What unresolved questions about PROKR1 warrant further investigation?

Despite significant advances in our understanding of PROKR1 biology, several important questions remain unresolved:

• Ligand selectivity mechanisms: Although PROK1 has higher affinity for PROKR1 than PROKR2 , the structural determinants of this selectivity are not fully understood. Detailed structural studies could reveal the molecular basis of ligand recognition and inform the development of receptor-selective compounds.

• Signaling pathway integration: PROKR1 activates multiple signaling pathways, including calcium mobilization, MAPK, and Akt , but how these pathways integrate to produce cell type-specific responses remains unclear. Systematic analysis of pathway crosstalk could provide insights into the context-dependent effects of PROKR1 activation.

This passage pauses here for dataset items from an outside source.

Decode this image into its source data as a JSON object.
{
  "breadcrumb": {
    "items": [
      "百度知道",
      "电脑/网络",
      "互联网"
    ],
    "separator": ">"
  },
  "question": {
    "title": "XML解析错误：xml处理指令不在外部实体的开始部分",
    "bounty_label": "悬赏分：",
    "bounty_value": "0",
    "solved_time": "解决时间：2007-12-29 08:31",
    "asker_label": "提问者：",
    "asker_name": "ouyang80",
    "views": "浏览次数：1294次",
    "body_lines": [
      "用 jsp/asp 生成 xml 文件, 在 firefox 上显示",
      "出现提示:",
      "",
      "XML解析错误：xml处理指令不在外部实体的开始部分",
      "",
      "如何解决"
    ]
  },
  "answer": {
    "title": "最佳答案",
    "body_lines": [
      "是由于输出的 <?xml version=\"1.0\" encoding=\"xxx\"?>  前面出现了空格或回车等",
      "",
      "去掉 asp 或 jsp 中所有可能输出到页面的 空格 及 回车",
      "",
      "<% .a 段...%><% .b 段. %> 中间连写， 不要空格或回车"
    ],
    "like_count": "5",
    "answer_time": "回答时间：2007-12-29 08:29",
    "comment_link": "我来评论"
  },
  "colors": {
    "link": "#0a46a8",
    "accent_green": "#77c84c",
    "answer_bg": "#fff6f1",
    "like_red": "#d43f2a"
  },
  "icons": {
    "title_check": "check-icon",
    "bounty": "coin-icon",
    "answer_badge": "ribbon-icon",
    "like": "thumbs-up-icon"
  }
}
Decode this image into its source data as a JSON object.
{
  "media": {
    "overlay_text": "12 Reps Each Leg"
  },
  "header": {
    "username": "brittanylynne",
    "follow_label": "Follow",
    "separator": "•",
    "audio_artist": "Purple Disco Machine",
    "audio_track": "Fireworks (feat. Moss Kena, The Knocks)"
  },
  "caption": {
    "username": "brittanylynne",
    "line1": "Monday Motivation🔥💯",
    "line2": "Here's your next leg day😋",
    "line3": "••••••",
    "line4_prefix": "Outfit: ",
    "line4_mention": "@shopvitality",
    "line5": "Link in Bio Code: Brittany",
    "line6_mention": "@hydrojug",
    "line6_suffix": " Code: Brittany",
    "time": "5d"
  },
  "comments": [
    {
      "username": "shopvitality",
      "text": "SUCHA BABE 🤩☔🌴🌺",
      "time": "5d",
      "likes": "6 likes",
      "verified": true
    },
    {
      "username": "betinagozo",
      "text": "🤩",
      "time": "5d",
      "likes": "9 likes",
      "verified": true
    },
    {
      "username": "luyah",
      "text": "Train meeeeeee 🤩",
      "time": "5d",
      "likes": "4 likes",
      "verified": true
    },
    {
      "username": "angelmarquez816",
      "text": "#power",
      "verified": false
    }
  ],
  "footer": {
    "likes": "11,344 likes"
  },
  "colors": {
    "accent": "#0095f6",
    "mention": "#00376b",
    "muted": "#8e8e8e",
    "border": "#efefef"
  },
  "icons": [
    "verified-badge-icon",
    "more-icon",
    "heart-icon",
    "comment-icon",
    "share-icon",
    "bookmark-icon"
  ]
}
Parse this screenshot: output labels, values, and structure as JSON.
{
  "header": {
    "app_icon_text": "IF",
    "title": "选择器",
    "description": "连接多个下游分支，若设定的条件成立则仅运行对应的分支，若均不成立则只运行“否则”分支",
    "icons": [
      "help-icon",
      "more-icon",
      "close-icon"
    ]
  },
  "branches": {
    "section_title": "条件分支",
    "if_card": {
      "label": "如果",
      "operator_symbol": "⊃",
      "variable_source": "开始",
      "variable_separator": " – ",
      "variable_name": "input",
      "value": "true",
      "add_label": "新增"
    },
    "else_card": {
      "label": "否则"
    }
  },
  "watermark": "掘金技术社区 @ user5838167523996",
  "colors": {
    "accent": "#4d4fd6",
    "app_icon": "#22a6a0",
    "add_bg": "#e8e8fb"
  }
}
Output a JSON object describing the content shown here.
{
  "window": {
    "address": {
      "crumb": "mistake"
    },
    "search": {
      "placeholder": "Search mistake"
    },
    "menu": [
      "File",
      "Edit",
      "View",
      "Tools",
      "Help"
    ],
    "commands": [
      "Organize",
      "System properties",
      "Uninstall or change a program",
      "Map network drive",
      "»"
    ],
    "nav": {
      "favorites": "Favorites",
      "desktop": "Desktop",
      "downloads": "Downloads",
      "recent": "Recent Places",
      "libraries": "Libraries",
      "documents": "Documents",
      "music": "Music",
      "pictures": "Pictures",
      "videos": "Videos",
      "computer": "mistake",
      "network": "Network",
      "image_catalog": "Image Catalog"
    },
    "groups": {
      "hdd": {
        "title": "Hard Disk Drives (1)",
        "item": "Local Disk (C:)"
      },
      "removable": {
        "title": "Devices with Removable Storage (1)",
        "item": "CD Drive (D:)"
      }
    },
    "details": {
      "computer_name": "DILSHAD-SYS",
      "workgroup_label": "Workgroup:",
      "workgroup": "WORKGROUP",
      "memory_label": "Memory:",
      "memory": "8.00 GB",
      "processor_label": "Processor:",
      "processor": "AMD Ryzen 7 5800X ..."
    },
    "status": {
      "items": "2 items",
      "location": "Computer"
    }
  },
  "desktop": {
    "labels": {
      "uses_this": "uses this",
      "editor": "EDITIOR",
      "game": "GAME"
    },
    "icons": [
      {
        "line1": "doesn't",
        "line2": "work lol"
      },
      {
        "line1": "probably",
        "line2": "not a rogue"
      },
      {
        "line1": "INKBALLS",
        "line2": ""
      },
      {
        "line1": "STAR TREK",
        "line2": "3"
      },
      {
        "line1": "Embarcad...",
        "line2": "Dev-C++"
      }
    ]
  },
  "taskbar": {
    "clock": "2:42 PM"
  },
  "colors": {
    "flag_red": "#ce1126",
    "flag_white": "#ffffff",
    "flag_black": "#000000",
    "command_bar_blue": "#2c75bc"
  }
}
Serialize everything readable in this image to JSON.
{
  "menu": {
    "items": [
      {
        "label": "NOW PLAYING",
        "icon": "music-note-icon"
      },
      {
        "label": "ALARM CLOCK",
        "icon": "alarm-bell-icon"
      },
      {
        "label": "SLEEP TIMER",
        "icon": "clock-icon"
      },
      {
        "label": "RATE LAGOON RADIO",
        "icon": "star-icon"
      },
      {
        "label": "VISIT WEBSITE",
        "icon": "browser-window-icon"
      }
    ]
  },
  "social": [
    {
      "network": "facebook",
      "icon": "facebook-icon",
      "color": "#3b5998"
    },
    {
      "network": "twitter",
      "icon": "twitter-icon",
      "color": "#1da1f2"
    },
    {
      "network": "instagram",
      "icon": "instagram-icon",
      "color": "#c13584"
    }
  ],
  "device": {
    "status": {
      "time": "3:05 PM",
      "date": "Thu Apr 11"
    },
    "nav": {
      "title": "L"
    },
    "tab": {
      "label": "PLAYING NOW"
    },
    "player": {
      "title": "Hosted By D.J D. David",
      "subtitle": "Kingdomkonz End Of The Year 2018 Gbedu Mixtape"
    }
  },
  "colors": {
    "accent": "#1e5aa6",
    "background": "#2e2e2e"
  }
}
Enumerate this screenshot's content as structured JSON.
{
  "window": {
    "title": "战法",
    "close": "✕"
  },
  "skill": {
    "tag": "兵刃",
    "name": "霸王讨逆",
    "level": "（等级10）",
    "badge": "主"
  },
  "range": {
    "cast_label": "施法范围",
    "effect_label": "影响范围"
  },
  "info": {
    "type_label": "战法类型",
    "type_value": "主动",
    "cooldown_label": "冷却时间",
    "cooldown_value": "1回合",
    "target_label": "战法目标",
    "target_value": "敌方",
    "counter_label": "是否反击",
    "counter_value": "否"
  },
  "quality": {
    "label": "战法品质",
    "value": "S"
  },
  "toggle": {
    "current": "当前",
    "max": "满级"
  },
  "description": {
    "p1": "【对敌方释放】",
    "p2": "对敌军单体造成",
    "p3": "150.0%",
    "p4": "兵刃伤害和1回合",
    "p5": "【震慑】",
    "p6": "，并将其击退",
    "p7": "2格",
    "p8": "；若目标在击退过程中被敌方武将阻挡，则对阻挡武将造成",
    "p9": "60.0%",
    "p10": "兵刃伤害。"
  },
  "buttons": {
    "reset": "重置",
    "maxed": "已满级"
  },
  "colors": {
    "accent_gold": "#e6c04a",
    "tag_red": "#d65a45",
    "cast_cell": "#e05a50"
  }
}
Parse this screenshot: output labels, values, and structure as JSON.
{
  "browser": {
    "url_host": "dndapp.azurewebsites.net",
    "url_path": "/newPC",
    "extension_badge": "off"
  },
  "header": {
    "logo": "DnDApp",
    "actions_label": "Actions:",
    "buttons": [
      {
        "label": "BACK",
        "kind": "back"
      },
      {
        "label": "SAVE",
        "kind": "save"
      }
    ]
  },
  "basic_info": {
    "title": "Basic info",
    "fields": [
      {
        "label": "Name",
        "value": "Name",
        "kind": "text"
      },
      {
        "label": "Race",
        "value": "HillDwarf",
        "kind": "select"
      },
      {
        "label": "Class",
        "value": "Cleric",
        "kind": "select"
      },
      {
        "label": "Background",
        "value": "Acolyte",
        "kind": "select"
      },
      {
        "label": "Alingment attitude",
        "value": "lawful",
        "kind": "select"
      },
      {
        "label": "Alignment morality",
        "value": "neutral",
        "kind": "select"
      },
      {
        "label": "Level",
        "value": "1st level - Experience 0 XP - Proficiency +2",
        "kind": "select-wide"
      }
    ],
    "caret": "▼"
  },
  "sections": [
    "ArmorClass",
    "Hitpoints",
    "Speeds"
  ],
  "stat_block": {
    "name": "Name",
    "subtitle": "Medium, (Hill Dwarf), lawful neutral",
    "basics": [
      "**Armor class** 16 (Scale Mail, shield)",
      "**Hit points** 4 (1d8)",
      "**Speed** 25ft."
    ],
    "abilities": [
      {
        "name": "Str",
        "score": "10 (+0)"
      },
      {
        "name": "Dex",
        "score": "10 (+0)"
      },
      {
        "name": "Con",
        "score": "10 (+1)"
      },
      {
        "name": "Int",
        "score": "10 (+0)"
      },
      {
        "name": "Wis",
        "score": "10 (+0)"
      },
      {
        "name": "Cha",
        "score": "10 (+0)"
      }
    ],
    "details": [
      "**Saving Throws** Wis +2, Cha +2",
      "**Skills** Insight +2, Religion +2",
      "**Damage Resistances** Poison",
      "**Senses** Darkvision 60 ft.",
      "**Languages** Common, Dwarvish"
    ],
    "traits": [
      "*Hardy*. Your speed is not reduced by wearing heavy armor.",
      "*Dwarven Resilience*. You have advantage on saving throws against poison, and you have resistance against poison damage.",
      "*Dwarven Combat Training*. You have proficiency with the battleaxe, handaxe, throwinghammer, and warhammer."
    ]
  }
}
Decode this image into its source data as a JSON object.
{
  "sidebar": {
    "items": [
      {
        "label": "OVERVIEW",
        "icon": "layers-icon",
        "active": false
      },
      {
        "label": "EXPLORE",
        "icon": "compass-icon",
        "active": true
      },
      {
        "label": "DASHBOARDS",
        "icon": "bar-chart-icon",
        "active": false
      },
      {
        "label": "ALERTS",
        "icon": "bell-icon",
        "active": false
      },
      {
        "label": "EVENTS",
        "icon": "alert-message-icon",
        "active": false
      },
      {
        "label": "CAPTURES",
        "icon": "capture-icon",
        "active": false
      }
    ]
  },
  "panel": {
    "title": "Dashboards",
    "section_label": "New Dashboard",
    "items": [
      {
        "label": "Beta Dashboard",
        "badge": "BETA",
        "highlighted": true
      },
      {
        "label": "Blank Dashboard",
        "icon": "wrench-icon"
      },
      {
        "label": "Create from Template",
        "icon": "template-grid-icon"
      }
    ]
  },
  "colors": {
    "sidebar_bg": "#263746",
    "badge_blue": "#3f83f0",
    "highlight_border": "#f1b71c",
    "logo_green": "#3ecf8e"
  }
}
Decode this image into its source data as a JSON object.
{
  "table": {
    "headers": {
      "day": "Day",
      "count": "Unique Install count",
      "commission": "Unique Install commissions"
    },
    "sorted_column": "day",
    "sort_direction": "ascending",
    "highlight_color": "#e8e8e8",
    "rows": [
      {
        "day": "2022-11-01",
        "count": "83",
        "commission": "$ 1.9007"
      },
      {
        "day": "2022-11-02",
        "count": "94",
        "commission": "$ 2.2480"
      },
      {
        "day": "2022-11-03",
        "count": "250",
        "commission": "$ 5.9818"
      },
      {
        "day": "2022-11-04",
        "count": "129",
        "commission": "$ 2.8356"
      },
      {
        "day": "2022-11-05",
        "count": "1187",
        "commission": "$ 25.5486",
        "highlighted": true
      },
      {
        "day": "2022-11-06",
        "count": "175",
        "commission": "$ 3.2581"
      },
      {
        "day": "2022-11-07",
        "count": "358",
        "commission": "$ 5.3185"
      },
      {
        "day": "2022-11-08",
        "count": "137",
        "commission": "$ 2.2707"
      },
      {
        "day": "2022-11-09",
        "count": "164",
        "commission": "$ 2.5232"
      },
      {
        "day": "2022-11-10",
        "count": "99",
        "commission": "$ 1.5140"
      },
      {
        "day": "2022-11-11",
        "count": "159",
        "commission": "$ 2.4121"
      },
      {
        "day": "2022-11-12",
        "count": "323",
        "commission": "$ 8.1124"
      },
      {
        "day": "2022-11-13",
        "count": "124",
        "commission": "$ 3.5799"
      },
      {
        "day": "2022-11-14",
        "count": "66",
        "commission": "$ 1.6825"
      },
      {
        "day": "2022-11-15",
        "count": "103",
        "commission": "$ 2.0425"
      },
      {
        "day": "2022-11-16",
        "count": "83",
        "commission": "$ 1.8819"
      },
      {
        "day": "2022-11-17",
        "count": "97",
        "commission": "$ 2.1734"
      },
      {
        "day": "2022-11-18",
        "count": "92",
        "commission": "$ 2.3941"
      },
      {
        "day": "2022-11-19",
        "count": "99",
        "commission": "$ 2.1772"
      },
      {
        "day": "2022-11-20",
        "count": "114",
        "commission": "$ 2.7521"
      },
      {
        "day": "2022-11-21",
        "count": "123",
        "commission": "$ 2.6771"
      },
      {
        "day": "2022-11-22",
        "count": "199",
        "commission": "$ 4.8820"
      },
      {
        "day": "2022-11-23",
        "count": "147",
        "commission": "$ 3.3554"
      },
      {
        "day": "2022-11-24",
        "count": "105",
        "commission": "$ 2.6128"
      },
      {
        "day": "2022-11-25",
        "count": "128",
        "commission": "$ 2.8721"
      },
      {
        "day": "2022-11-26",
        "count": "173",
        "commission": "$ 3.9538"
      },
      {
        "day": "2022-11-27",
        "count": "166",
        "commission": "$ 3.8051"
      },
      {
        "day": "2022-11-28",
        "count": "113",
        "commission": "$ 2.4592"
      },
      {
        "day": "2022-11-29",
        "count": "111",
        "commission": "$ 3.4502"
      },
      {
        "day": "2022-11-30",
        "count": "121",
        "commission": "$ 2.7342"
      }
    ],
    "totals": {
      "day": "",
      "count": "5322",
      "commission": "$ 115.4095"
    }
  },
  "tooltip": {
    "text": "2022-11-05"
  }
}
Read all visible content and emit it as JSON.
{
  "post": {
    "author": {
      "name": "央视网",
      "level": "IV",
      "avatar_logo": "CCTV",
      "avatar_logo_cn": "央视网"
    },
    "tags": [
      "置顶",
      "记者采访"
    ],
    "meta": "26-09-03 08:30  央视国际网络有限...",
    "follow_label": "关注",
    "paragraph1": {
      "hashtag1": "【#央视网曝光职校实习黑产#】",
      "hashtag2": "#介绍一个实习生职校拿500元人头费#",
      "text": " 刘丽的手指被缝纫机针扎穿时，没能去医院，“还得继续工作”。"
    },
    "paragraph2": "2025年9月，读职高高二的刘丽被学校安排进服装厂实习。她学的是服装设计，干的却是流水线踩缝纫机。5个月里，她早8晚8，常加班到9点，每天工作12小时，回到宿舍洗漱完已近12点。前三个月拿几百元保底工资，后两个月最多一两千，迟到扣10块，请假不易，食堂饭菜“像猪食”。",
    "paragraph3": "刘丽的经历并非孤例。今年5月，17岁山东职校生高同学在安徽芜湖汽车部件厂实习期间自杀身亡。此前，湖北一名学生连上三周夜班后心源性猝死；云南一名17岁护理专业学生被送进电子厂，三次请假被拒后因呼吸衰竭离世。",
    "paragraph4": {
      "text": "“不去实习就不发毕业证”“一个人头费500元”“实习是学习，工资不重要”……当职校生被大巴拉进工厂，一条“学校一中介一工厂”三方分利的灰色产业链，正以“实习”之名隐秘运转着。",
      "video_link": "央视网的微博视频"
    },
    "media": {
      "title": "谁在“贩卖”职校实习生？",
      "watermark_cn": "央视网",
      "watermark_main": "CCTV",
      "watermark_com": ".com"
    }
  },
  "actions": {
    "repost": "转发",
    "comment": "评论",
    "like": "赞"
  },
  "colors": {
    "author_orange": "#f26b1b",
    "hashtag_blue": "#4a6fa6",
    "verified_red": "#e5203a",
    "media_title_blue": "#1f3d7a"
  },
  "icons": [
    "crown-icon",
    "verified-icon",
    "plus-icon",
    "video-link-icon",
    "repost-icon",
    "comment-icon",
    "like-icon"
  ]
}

• Reproductive state-dependent functions: The differential effects of PROKR1 signaling during pregnancy versus the estrous cycle suggest complex regulatory mechanisms that are not fully characterized. Identifying the factors that modulate PROKR1 signaling in different reproductive states could reveal new aspects of luteal function regulation.

• Therapeutic potential: The role of PROKR1 in processes like angiogenesis, steroidogenesis, and pain perception suggests potential therapeutic applications, but translational research in this area remains limited. Developing selective PROKR1 modulators and testing their effects in relevant disease models could reveal novel therapeutic strategies.

• Evolutionary conservation and divergence: Comparative studies across species could reveal conserved core functions of PROKR1 versus species-specific adaptations, providing insights into the evolutionary history and biological significance of this signaling pathway.

Addressing these questions will require interdisciplinary approaches combining molecular biology, structural biology, systems biology, and translational research.